Really, July 4 is up there with Halloween as a reader’s holiday: What else are you going to do? On July 4, you have the best of excuses to lounge on a porch swing with a book: It’s hot and humid and generally sweat-baiting to move around in the oven that is Kentucky, you can’t stand over a hot grill all day, and the fireworks aren’t until 10 p.m. Besides checking out the marathons on basic cable, what else are you going to do?
So: a roundup of what the book haul has yielded this holiday-shortened week.
Worst blurb of the week:
The Guernsey Literary and Potato Peel Pie Society by Mary Ann Shaffer and Annie Barrows (Dial Press, $22), a book that could use all the help it can get based on title alone, has this dust jacket gem: “Juliet begins a remarkable correspondence with the Society’s charming, deeply human members, from pig farmers to phrenologists.”
I love it when people are deeply human, don’t you? It sets them apart from my cats and dog and the bird who attempted to take up permanent residence in our garage last week and is, sadly, No Longer With Us.
And really, had the blurb just given up with letting humans be human, I would let it go. But no, it’s on a roll: “Captivated by their stories, she sets sail for Guernsey, and what she finds there will change her forever.”
And, in the words of the immortal Randy Travis, forever and ever, amen.
Worst title of the week:
Santa Vs. Satan: The Official Compendium of Imaginary Fights by Jack Kalish (Three Rivers Press, $13.95).
Initially you think: Clever! And then you notice that for every Gandalf vs. Obi-Wan Kenobi, every Han Solo vs. Indiana Jones, you get a “The Constipated vs. the Incontinent” or a “Small Man with Breasts vs. Large Balding Woman” — that is, stuff you wouldn’t read even if you were in a college class where credit was at stake.
Still, props for quote selection, particularly in the Muhammad Ali vs. Bruce Lee dustup, in which Ali’s cool quote No. #1 is: “Here I predict Mr. Liston’s dismemberment. I’ll hit him so hard he’ll wonder where October and November went.”
Best title of the week:
How Dolly Parton Saved My Life: A Novel of the Jelly Jar Sisterhood by Charlotte Conners (Broadway Books, $12.95).

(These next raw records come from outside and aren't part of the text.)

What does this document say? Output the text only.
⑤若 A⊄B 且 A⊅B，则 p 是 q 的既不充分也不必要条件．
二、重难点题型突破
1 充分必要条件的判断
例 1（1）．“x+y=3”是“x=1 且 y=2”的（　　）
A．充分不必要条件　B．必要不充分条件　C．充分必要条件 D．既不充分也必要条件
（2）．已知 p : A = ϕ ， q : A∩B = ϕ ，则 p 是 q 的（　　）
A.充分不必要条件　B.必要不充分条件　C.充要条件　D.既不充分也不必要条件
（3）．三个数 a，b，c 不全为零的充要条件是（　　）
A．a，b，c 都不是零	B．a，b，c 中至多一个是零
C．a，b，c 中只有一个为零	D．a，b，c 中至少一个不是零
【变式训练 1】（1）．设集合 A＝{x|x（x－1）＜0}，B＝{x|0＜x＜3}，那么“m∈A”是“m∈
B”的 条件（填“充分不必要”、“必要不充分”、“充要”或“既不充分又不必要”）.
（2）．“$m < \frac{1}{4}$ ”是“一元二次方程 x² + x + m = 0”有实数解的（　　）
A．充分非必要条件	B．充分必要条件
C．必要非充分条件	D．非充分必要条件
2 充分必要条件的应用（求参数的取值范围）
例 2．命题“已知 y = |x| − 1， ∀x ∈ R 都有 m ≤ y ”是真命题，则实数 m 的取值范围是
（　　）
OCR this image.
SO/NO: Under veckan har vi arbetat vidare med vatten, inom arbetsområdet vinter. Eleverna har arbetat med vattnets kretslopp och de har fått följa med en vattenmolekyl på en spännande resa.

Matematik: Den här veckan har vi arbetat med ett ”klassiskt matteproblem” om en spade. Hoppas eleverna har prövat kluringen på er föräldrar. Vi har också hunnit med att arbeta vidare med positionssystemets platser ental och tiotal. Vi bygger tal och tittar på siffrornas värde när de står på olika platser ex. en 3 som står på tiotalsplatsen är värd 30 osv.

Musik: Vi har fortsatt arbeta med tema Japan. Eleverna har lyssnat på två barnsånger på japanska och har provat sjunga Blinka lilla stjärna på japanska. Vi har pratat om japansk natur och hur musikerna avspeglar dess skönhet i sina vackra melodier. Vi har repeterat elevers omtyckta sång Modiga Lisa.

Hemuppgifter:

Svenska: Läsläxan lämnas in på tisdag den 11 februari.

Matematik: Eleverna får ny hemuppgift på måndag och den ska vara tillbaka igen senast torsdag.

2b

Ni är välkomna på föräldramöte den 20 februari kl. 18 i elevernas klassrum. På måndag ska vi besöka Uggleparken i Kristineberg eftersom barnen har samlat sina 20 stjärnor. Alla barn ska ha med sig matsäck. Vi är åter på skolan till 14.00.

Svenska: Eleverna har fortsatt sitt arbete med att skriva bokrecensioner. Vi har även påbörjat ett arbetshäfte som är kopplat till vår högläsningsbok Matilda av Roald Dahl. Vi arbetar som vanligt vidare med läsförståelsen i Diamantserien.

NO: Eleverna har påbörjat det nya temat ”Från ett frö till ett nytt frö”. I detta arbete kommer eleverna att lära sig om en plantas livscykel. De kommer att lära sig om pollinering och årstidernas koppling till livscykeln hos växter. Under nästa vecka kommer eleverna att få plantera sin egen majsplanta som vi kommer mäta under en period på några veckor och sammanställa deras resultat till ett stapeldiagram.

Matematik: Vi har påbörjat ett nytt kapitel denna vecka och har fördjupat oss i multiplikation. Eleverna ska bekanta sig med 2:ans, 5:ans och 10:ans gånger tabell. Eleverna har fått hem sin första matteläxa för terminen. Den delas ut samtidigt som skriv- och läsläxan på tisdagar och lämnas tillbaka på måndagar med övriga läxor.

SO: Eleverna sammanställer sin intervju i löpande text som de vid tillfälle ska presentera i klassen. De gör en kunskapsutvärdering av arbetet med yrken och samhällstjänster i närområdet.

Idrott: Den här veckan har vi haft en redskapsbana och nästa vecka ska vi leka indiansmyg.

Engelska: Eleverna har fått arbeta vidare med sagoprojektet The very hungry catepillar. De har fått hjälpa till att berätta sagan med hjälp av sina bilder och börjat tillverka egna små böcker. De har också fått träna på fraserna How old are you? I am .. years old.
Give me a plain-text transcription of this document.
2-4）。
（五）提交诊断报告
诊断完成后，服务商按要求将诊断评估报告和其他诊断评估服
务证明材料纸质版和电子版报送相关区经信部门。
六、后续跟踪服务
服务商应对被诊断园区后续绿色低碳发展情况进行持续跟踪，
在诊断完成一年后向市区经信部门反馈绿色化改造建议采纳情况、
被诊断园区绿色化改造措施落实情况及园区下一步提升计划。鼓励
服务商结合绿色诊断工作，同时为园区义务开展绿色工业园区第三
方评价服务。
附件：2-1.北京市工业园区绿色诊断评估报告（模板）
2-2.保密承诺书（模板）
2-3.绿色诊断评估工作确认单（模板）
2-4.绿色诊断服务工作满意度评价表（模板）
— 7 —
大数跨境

Isn’t it amazing how many publishers think they’ve got the next Mitford series? But after stealing Ms. Parton’s halo, the book suffers from a thoughtless cover (wigs and beadboard) and a godawful cover blurb that has something to do with “successful, independent women who put their families first” (as opposed, I guess, to all of us abject failures who put our families somewhere below lawn edging and beer swilling), Atlanta, bonding, “personal hurts,” prayer and “sisterly support.”
Do Whut, Now? Odd book of the week:
The World’s Coolest Hotel Rooms by Bill Tikos (Collins/Design, an imprint of HarperCollins, $29.95).
OK, I understand the concept of the coffee table book: random infobits, beautifully illustrated and consumed at reading increments of 5-10 minutes.
Even so, it’s hard to know where this book’s market is: “Fifty of the hippest, sexiest, newest, and most unusual hotel rooms in the most widely traveled destinations around the world.”
So: If you travel extensively and have megbucks, you already know these places. If you don’t, hearing about them is going to make you feel particularly Motel 6: poor, cheap and probably covered in wood laminate and polyester blend of a low thread count.
Unless, of course, it’s Hotel Basico in Playa del Carmen, Mexico, which, the book informs, “exudes industrial chic; the materials are recycled from the region’s oil refineries and factories.” A few pages later, it burbles: “For those who want to take back mementoes of their stay, there’s a Polaroid camera handcuffed to the bed.”
While I can understand the joys of a hotel that thoughtfully anticipates its guests’ need for hand restraints, the place basically looks like a jail with ocean views and bottomless mojitos.
Worth A Second Look:
Larry McMurtry’s Books: A Memoir (Simon & Schuster, $24). I am a total fool for the book-lover-memoir genre (such as Paul Collins’ Sixpence House: Lost in a Town of Books), so this is the book I’m having with my July 4 potato salad.
Except, of course, when I’m reading Pillars of the Earth: entire family crises have wandered past this week while I’ve been following Philip and Aliena and Tom Builder and waiting for that sweet, sweet moment when hissable William gets dispatched. As far as I’m concerned, the medieval English yarn, be it Ken Follett or Ellis Peters’ Brother Cadfael series, is the reason I learned to read in the first place.


I would agree with you 99% on the Santa vs. Satan book: It’s vulgar and pointless, but there are some genuinely funny bits in there. I particularly admired the creative sources the author solicited for Expert Analysis.
In the end, though, I am unable to take seriously any book of this nature that fails to include a Kirk vs. Picard fight.